Die Intelligenz hinterlässt seltsame Abdrücke im Matsch der Zeit. Einer ihrer kuriosesten ist ihr Suizidversuch durch die Instandsetzung längst überwundener Strukturen ...
Es ist ja nicht zu glauben, so möchte man meinen, aber, bei genauem Hinsehen, zeigt sich die Höherentwicklung eines Wesens offenbar als eine Art Krankengeschichte, deren Verlauf tödlich sein kann. Abgesehen davon, daß sowieso jedes Wesen, jedes Volk, jede Kultur einmal im Grab der Vergangenheit endet, ist es doch bemerkenswert, daß die primitiveren Varianten anscheinend die Fähigkeit zum penetranten Überdauern besitzen. Anders formuliert: Sie haben Krallen am Arsch!
Mehr oder weniger hirnlose, wenig innovativ veranlagte Spezies treiben sich – wie wir wüssten, wenn wir uns darum kümmerten – am längsten auf der Erde herum. Nichts wissen, nichts erfinden, über nichts nachdenken, das sind DIE Garanten für das beinahe ewige Leben. Die jedoch anfällig sind für Ideen, sowie tiefere Gefühle, sehen sich ausgesetzt den Wogen körperlicher und geistiger Mainstream-Gezeiten, die das Standhalten sensibler Kreaturen nicht zu dulden scheinen.
Sobald wir uns näher mit diesem Thema befassen, fällt uns auf, daß nur im Tierreich der Sieger zumindest das absehbare Überleben gepachtet hat. Anders beim Homo sapiens.
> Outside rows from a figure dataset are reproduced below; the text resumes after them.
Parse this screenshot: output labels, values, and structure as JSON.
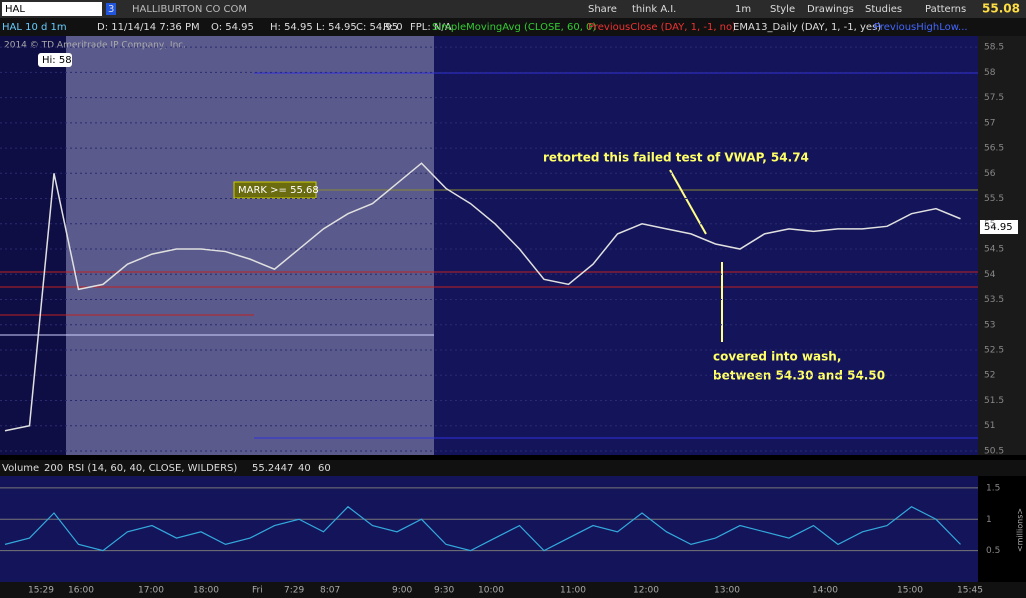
{
  "toolbar": {
    "symbol": "HAL",
    "link": "3",
    "company": "HALLIBURTON CO COM",
    "buttons": [
      "Share",
      "think A.I.",
      "1m",
      "Style",
      "Drawings",
      "Studies",
      "Patterns"
    ],
    "last": "55.08"
  },
  "status": [
    "HAL 10 d 1m",
    "D: 11/14/14 7:36 PM",
    "O: 54.95",
    "H: 54.95",
    "L: 54.95",
    "C: 54.95",
    "R: 0",
    "FPL: N/A",
    "SimpleMovingAvg (CLOSE, 60, 0)",
    "PreviousClose (DAY, 1, -1, no)",
    "EMA13_Daily (DAY, 1, -1, yes)",
    "PreviousHighLow..."
  ],
  "copyright": "2014 © TD Ameritrade IP Company, Inc.",
  "hi_label": "Hi: 58",
  "mark_label": "MARK >= 55.68",
  "price_label": "54.95",
  "annotations": [
    "retorted this failed test of VWAP, 54.74",
    "covered into wash,",
    "between 54.30 and 54.50"
  ],
  "price_axis": {
    "ylim": [
      50.42,
      58.72
    ],
    "yticks": [
      50.5,
      51,
      51.5,
      52,
      52.5,
      53,
      53.5,
      54,
      54.5,
      55,
      55.5,
      56,
      56.5,
      57,
      57.5,
      58,
      58.5
    ]
  },
  "price": [
    50.9,
    51.0,
    56.0,
    53.7,
    53.8,
    54.2,
    54.4,
    54.5,
    54.5,
    54.45,
    54.3,
    54.1,
    54.5,
    54.9,
    55.2,
    55.4,
    55.8,
    56.2,
    55.7,
    55.4,
    55.0,
    54.5,
    53.9,
    53.8,
    54.2,
    54.8,
    55.0,
    54.9,
    54.8,
    54.6,
    54.5,
    54.8,
    54.9,
    54.85,
    54.9,
    54.9,
    54.95,
    55.2,
    55.3,
    55.1
  ],
  "lower_header": [
    "Volume",
    "200",
    "RSI (14, 60, 40, CLOSE, WILDERS)",
    "55.2447",
    "40",
    "60"
  ],
  "lower_axis": {
    "ylim": [
      0,
      1.69
    ],
    "yticks": [
      0.5,
      1,
      1.5
    ],
    "unit": "<millions>"
  },
  "rsi_line": [
    0.6,
    0.7,
    1.1,
    0.6,
    0.5,
    0.8,
    0.9,
    0.7,
    0.8,
    0.6,
    0.7,
    0.9,
    1.0,
    0.8,
    1.2,
    0.9,
    0.8,
    1.0,
    0.6,
    0.5,
    0.7,
    0.9,
    0.5,
    0.7,
    0.9,
    0.8,
    1.1,
    0.8,
    0.6,
    0.7,
    0.9,
    0.8,
    0.7,
    0.9,
    0.6,
    0.8,
    0.9,
    1.2,
    1.0,
    0.6
  ],
  "time_axis": [
    "15:29",
    "16:00",
    "17:00",
    "18:00",
    "Fri",
    "7:29",
    "8:07",
    "9:00",
    "9:30",
    "10:00",
    "11:00",
    "12:00",
    "13:00",
    "14:00",
    "15:00",
    "15:45"
  ]
}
Der verträgt das Siegen nicht! Er wird sofort übermütig, unvorsichtig, eingebildet, ja sogar schwachsinnig! Bei ihm zeichnet sich ein Prozess ab, den man nur als pathologisch bezeichnen kann, sobald er irgendwo gesiegt hat. Dann liegt er (denk)faul in der Gegend herum, wobei es ihm gefällt, alles zu bagatellisieren!
Raubtiere sind plötzlich Schoßhündchen, die keinem etwas zuleide tun können, wie Wölfchen, Bärchen, Tigerchen, usw. Alle werden zu Comicfiguren, inklusive der Mensch selbst – außer den früheren, den besiegten Feinden vielleicht, vor denen er plötzlich die größte Achtung hat. Neandertaler stilisiert er zu respektablen Geistesgrößen hoch, die mindestens so klug sind wie er selbst, wenn nicht gar ... und auch noch näher mit ihm verwandte Lebensformen genießen sein aufrichtiges Mitgefühl. Er scheut sich davor, sie zu verunglimpfen. Schließlich hat er ihnen schon genug Leid angetan.
Selbstverständlich kann nicht jeder Otto Normal Homo sapiens genauestens Bescheid darüber wissen, warum seine Vorfahren sich wehren mussten und mit welchen Mühen es ihnen schließlich gelang, sich von einer bedrohten Art zur vorherrschenden Klasse emporzukämpfen und zu –arbeiten. Er kann sich auch nicht unbedingt selber daran erinnern, daß dies nur mit knapper Not gelang, ansonsten gäbe es ihn, den zivilisierten Homo sapiens gar nicht, aber muss er deshalb sich selbst, den einstigen Sieger, gleich verteufeln?
In der „guten Gesellschaft“ heute tonangebender Schichten, ist es richtiggehend Mode geworden, streunende Geschöpfe bei sich aufzunehmen, die doch nichts weiter verbrochen haben, als eben nur nicht so zu sein, wie die etablierten Menschenwesen sind: tolerant, freidenkerisch, innovativ und naiv! In ihnen erblickt der ehemals stark von ihnen bedrängte und bedrohte Mensch lächerlicherweise seine Zukunft – nicht die Vergangenheit! Aber warum? Sind wir alle geisteskrank geworden? Wissen wir nicht mehr, wie das aussieht, wenn eine Gefahr auf uns zukommt? Oder sind wir einfach zu dekadent, zu sehr in vertrottelte Lebensrhythmen eingefahren, daß wir alles was im Leben wichtig ist, übersehen?
Sagen wir einfach einmal unvoreingenommen: „Ja!“ Denn wenn wir das nicht tun, dann müssen wir uns eingestehen, daß Zivilisation, der Prozess der Zivilisierung nicht hauptsächlich dekadent macht, sondern, vor allem anderen, rücksichtslose Verbrecher protegiert, die an alles Mögliche und Unmögliche denken, nur nicht an unser Wohl!